V100 or RTX A6000

I was hoping that just brute-force of gpu will help me get up in the leaderboard. :slight_smile: But apparently that wasn’t the case :D.

A100 on JV is 40GB, but I wrote to DC as well as the A6000 runned out, and they claim to resolve the issue. I will give it a try and let you know.


This is my plan too :smiley: … just to see if it works, maybe add a few more models in the ensemble and tweak the sizes a bit, maybe get a few tenths of a percent more out …

I am sure brute-force approach of gpu is working and burning compute is way to be on top of leaderboard atleast the public leaderboard :pray:. TBH that is exactly what I have also done also. I have shared my approach here:

From burning few GPU hours, I don’t think training transformers architectures like Swin, VIT for large epochs doesn’t give great results. That’s why I personally ask to trust the results of Jeremy study on the best vision models for fine tuning, as my it was a late night experiment with Convnext which took me to the top :smile:


On A100 80GB, I ended up with 0:48 per epoch, memory usage of 77GB at a batch size of 128.
A batch size of 64 was 0:49 so only marginal improvements with a large batch size.

GPU utilization is not ideal but fairly good.

I can share my image to anyone interested or dependency list. Running on Cuda 11.3 with Pytorch 1.11.0.

Thanks for sharing Ruben! I think @piotr.czapla might be interested :smiley:

It seems the timings have improved (almost 3x improvement IINM,) is it a special image or some tweaks that were done to bring down the time/epoch from the ones originally mentioned by Piotr above?
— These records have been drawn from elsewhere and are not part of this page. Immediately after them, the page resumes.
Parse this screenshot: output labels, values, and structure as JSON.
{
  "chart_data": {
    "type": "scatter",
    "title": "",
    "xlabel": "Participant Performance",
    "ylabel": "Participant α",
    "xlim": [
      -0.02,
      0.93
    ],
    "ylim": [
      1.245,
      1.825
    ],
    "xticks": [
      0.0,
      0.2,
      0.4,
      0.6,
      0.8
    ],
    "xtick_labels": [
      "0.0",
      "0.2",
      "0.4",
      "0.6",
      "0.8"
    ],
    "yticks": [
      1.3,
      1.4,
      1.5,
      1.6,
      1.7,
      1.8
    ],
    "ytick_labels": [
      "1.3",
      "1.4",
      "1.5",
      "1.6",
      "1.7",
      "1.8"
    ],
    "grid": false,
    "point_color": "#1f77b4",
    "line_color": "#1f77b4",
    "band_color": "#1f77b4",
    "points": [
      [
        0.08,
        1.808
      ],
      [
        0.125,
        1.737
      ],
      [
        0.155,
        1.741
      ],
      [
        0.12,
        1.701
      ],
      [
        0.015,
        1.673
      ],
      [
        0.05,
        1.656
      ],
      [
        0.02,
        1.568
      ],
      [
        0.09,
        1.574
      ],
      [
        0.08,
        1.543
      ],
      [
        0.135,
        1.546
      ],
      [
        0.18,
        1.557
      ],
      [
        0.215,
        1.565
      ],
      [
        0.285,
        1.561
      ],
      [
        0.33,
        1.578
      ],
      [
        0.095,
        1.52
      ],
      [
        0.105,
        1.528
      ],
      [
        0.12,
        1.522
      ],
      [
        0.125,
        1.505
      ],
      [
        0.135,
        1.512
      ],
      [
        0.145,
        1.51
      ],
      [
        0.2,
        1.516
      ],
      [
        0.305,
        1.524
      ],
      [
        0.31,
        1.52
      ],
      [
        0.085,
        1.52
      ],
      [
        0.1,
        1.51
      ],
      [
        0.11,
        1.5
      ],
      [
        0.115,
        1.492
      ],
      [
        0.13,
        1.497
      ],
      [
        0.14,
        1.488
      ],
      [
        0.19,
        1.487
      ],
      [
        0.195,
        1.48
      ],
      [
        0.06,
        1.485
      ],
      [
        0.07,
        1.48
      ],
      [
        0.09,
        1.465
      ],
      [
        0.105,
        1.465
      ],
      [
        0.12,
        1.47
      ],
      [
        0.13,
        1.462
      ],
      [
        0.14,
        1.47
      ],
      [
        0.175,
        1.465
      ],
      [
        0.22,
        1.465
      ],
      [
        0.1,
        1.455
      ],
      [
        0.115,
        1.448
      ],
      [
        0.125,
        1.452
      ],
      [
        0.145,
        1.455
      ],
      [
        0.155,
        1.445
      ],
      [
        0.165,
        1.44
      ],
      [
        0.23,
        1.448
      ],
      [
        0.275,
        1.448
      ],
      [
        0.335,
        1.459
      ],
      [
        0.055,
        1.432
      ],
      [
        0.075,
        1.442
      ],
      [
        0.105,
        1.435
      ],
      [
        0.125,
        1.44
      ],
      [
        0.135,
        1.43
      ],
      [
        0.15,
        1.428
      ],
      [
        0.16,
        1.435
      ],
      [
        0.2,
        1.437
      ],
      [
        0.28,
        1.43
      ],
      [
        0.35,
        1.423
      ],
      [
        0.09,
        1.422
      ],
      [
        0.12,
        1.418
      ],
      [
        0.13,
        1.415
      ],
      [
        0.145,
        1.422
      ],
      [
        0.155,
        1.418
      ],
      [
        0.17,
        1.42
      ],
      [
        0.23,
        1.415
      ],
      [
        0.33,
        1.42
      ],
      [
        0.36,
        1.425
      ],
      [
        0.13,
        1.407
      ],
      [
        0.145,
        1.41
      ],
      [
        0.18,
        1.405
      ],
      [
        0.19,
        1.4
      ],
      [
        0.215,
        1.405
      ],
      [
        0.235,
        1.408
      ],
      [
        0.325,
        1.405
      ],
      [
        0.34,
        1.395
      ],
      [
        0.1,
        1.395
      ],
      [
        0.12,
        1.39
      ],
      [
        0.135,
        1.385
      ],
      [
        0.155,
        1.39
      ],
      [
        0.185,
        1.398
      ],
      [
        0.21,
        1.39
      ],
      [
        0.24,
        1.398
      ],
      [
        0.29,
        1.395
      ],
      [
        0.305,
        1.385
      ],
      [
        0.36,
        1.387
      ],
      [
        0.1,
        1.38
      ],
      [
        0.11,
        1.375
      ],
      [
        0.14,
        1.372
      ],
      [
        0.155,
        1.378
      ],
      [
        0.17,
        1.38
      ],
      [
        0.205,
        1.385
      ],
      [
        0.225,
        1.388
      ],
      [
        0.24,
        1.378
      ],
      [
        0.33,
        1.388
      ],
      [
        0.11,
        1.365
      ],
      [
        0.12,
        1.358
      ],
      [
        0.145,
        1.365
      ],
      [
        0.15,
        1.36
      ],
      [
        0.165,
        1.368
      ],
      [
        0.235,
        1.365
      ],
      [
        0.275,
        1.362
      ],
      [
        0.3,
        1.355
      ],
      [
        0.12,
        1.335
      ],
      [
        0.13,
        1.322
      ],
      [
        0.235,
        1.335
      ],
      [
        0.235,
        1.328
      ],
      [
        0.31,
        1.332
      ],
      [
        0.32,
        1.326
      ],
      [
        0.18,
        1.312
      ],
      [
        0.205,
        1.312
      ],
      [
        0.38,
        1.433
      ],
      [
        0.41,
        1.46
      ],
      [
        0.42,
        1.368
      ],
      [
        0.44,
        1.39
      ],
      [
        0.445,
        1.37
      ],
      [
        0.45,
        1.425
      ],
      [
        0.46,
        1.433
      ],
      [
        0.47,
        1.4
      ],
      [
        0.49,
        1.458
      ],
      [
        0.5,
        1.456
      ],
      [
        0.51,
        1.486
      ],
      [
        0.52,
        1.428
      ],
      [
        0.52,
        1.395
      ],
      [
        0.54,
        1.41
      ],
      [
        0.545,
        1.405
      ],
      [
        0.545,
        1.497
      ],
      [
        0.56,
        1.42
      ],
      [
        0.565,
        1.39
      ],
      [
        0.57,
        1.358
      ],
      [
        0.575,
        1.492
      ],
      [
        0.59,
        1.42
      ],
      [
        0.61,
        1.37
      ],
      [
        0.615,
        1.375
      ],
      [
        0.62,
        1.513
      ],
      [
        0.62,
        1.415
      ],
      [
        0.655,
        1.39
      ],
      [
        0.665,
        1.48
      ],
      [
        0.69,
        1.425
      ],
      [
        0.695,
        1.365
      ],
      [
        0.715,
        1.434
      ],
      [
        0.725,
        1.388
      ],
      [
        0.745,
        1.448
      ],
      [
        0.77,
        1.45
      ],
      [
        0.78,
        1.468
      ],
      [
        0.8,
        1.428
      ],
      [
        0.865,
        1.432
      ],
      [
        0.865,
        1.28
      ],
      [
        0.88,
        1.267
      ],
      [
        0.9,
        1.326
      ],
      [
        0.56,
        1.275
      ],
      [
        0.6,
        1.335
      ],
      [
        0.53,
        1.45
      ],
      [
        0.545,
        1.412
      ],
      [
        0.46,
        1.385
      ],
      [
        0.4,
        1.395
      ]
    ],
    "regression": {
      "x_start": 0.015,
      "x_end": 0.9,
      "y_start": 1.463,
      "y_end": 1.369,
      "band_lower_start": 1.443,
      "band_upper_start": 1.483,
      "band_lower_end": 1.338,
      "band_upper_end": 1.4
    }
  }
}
Our FastAI image is outdated (working on it :no_mouth:) so I started with a clean slate.
I took our Ubuntu 20.04 image and installed Fastai with this env.yml:

name: fastai
    - fastchan
    - fastai
    - pytorch
    - defaults
  - cudatoolkit=11.3
  - fastai>=2.7.4
  - jupyterlab
  - python>=3.10.4
  - pytorch=1.11
  - torchvision=0.12
  - pip
  - pip:
    - -r requirements.txt



I had to pip install “timm>=0.6.2.dev0” as well as mentioned above.
We’ll be rolling out an updated fastai image which will run this out of the box.

Thanks, @mike.moloch :blush: We have also updated to the latest fastai and timm versions.


I still see fastai version as 2.6.3 when latest version v2.7.4 in JL

Fixed now. It was not reflected in the UI :blush: earlier.


@Ruben, thank you for taking care of the issue. I was running the latest version of fastai and timm so the fix is coming from other dependencies (cudatoolkit perhaps?). Let us know once the image is fixed.